I want to thank everyone who helped me with this digital story: my partners in the art research project (Geneviève Cloutier, Gladys Rowe, Nadine Flagel, Wendy Crocker, Lucia Lorenzi and Adam Clare) and these colleagues, friends and acquaintances: Greg Taylor, Timothy Armstrong, Chris Lawson, Rosa Barker, Carol Hodgson, Pei-Ju Wang, Soha Kneen, Vadim Belotserkovsky, Michael Desautels, Daniel McNeil, Liliane Braga and Allix Thompson. Thank you, everyone, for taking the time to watch a version and offer your thoughts or permission to use your work.

This story first occurred to me last year, in a workshop organized by Daniel McNeil of Carleton University and facilitated by Henry Daniel of Simon Fraser University. The workshop explored colonialism, slavery and migration through personal narratives and movement improvisation. Thank you for the spark.

Here are books I recommend in the video: The Inconvenient Indian by Thomas King, Indigenous Writes by Chelsea Vowel, The Reconciliation Manifesto by Arthur Manuel and Grand Chief Ronald Derrickson, and The Truth That Wampum Tells by Lynn Gehl. For a podcast, MEDIA INDIGENA by Rick Harp and colleagues is fabulous.

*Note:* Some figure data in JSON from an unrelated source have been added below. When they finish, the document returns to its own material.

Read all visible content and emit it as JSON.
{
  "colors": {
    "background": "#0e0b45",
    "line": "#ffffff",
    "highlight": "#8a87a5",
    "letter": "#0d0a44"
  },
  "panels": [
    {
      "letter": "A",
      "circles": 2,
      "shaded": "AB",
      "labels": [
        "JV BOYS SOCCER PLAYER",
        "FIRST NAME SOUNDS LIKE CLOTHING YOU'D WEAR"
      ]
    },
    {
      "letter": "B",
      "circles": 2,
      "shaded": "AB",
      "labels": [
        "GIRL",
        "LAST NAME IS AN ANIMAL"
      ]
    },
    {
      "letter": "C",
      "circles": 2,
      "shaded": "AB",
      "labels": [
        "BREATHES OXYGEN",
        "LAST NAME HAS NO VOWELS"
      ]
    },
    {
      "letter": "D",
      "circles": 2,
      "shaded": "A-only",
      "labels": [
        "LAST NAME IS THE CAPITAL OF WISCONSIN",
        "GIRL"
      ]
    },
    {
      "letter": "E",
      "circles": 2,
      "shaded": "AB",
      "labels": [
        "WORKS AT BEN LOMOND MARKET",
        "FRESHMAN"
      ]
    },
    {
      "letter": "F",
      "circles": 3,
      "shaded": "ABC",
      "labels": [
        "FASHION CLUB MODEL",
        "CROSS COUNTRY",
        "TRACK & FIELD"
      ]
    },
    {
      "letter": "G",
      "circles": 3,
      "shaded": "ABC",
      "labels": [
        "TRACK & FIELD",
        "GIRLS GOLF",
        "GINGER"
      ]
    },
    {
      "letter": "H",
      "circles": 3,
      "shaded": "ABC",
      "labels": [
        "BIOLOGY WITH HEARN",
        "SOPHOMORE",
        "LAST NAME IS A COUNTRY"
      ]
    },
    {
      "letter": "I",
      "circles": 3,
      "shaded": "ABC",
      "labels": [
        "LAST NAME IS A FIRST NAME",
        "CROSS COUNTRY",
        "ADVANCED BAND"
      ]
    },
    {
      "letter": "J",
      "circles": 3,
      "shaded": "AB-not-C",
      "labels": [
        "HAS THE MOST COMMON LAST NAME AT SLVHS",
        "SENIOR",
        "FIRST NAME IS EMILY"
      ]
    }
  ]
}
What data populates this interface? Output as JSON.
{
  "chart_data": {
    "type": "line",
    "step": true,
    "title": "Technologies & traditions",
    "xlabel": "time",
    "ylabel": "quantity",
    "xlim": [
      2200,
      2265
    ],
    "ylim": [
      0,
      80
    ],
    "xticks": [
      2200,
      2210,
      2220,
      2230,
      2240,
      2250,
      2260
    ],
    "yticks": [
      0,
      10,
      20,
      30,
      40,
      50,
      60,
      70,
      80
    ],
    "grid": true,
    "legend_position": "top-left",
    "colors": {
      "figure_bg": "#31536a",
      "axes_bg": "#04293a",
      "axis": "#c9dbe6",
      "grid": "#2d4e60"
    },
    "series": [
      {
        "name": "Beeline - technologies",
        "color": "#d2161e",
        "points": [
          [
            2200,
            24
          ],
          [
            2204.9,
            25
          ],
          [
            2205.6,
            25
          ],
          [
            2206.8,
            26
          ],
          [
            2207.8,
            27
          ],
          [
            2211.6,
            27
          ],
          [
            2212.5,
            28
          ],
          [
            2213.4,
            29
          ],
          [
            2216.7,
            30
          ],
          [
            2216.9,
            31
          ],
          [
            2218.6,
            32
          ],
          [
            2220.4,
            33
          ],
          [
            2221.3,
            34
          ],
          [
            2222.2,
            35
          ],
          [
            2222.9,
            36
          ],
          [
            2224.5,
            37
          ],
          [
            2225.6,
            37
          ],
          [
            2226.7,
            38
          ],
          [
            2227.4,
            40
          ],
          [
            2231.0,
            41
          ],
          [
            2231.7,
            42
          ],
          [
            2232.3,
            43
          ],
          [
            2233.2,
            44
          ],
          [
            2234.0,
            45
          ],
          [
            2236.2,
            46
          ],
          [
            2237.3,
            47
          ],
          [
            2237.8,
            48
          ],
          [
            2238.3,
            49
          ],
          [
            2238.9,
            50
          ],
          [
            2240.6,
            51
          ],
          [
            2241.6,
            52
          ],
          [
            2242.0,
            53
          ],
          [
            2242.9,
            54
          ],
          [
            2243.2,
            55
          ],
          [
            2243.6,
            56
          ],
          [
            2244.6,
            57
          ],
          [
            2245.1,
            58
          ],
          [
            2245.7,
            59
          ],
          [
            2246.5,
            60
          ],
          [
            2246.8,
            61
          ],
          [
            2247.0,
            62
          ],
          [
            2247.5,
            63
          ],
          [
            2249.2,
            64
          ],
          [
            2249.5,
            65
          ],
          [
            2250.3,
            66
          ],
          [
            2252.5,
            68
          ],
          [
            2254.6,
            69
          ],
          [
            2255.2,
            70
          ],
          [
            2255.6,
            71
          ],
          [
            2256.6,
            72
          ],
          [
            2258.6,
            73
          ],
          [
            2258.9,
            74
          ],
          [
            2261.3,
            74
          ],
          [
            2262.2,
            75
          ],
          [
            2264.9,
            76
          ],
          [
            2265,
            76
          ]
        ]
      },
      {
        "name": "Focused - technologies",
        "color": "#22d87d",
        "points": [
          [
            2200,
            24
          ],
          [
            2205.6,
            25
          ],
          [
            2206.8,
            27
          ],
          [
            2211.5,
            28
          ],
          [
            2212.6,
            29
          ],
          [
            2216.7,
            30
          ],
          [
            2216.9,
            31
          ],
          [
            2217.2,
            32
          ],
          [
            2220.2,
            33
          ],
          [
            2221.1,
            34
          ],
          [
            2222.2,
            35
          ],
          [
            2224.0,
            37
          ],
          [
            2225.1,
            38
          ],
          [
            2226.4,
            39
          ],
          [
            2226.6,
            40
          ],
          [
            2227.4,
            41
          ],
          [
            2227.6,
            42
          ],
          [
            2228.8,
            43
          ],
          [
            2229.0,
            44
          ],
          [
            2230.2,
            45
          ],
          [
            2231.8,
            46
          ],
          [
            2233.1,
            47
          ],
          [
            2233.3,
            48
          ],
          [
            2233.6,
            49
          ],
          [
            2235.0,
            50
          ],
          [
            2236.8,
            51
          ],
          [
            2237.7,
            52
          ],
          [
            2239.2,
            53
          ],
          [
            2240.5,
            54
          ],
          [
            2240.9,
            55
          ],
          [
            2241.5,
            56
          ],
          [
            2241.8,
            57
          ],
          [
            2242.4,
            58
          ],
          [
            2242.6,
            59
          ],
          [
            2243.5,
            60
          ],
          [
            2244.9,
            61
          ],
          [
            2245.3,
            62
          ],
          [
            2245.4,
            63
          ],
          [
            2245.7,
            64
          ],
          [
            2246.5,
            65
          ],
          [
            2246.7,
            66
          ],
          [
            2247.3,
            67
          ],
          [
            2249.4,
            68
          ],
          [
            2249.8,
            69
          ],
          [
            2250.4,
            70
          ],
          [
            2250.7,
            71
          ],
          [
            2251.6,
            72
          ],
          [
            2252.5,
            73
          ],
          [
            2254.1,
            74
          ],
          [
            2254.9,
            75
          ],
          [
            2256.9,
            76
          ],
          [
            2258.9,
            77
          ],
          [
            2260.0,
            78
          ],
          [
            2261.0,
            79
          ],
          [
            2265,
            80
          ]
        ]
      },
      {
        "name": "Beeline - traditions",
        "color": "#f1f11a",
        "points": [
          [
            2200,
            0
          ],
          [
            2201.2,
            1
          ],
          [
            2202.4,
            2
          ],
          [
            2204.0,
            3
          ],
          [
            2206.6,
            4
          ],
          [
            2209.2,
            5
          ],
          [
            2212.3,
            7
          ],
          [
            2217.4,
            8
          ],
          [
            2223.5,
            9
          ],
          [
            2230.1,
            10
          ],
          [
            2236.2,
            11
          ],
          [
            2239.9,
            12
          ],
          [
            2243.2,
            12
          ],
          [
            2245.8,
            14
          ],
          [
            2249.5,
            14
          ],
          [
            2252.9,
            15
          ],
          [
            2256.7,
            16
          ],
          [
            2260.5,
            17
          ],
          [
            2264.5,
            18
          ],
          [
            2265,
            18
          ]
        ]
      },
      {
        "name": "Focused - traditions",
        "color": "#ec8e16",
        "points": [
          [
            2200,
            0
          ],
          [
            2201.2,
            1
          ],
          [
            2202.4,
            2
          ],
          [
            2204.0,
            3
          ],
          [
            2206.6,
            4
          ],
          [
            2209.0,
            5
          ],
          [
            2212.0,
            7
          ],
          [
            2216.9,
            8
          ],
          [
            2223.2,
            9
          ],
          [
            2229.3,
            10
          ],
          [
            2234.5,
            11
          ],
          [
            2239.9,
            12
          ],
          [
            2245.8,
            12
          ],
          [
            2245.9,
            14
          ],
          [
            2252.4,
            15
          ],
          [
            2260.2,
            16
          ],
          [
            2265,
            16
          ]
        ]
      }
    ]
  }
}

A note on process, adding to what I described above … I tried to be accountable with this digital story. I ran it by several Indigenous friends and colleagues who work in/with grassroots Indigenous organizations, asking if the digital story is safe and helpful. They said yes. I made changes they suggested: choice of map and quote. I also ran it by several settlers who work for Indigenous organizations. Their feedback helped me hone the visuals. I tried to make the story safe (not reinforce colonialism) and at the same time not ask Indigenous people for a lot of time since this is a settler narrative geared to other settlers. We need to educate ourselves. I don’t know if I struck the right balance, but I thought a brief note on accountability might be interesting to other settlers doing this type of storytelling.